To ensure the automation manager functionality as automation decision server, the primary automation manager (PAM), must be backed up by additional automation manager address spaces called secondary automation managers (SAMs).

For sysplexwide and single-system automation, the continuous availability of the automation manager is of paramount importance.

Secondary automation managers are able to take over the function whenever a primary automation manager fails.

Therefore, it is recommended that you have at least one secondary automation manager running. For sysplexwide automation, the SAM should run on a different system than the PAM. It is important though that all automation managers (PAM and SAMs) run on systems which are in the same time zone.

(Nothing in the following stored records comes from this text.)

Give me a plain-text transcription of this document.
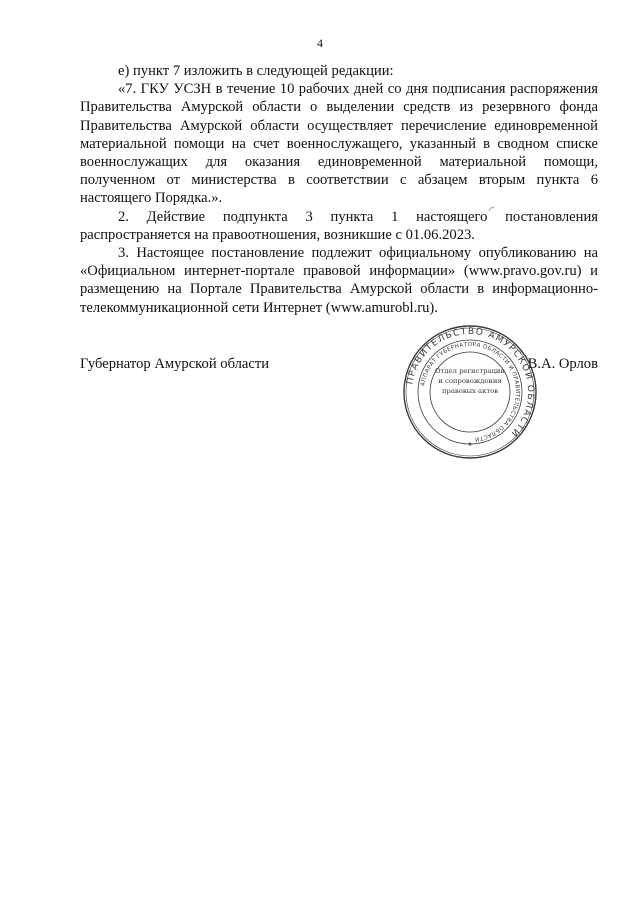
4

е) пункт 7 изложить в следующей редакции:

«7. ГКУ УСЗН в течение 10 рабочих дней со дня подписания распоряжения Правительства Амурской области о выделении средств из резервного фонда Правительства Амурской области осуществляет перечисление единовременной материальной помощи на счет военнослужащего, указанный в сводном списке военнослужащих для оказания единовременной материальной помощи, полученном от министерства в соответствии с абзацем вторым пункта 6 настоящего Порядка.».

2. Действие подпункта 3 пункта 1 настоящего постановления распространяется на правоотношения, возникшие с 01.06.2023.

3. Настоящее постановление подлежит официальному опубликованию на «Официальном интернет-портале правовой информации» (www.pravo.gov.ru) и размещению на Портале Правительства Амурской области в информационно-телекоммуникационной сети Интернет (www.amurobl.ru).

Губернатор Амурской области	В.А. Орлов
ПРАВИТЕЛЬСТВО АМУРСКОЙ ОБЛАСТИ
АППАРАТ ГУБЕРНАТОРА ОБЛАСТИ И ПРАВИТЕЛЬСТВА ОБЛАСТИ
★
Отдел регистрации и сопровождения правовых актов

To enable software or hardware maintenance in the sysplex, SA z/OS supports a command to force the takeover of the primary automation manager.

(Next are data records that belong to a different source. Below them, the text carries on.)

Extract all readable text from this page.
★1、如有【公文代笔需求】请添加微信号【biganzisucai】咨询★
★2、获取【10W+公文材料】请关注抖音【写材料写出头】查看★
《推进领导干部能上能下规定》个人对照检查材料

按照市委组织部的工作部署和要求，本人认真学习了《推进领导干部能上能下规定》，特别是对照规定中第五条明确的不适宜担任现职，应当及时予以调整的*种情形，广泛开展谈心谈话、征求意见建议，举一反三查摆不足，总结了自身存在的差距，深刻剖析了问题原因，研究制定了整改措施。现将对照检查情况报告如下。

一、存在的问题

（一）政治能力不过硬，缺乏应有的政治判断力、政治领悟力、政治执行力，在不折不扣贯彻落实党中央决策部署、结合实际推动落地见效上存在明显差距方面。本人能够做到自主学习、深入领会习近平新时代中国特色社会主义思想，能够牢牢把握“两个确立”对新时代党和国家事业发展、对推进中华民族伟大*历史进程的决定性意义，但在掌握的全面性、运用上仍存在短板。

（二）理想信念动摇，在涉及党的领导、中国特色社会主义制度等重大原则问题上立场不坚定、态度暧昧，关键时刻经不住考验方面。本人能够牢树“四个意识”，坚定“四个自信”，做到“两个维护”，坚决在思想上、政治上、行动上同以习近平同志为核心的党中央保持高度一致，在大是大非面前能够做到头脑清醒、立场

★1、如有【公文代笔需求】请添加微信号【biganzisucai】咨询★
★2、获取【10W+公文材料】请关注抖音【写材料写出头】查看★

A takeover is only possible when the following requirements are met:
  • All the automation manager instances must have access to a shared external medium (DASD) where the following is stored:
    • The configuration data (result of the ACF and AMC build process).
    • The schedule overrides VSAM file.
    • The configuration information data set — this is a mini file in which the automation manager stores the parameters with which to initialize the next time that it is started WARM or HOT.
    • The takeover file.
SA z/OS follows the concept of a floating backup because:
  • The currently active automation manager has no awareness of the existence (and location) of possible backup instances.
  • The location of the backup instances can change during normal processing without any interruption for the active automation manager.
  • There is no communication between the primary automation manager and its backup instances during normal operation except when a SAM that is to become the new PAM informs the current PAM of that fact during a planned takeover.

This has the advantage that in normal operation, the processing is not impacted by a backup structure which can change.

Depending on the number of resources, the takeover time from a primary to a secondary automation manager is in the range of one to two minutes.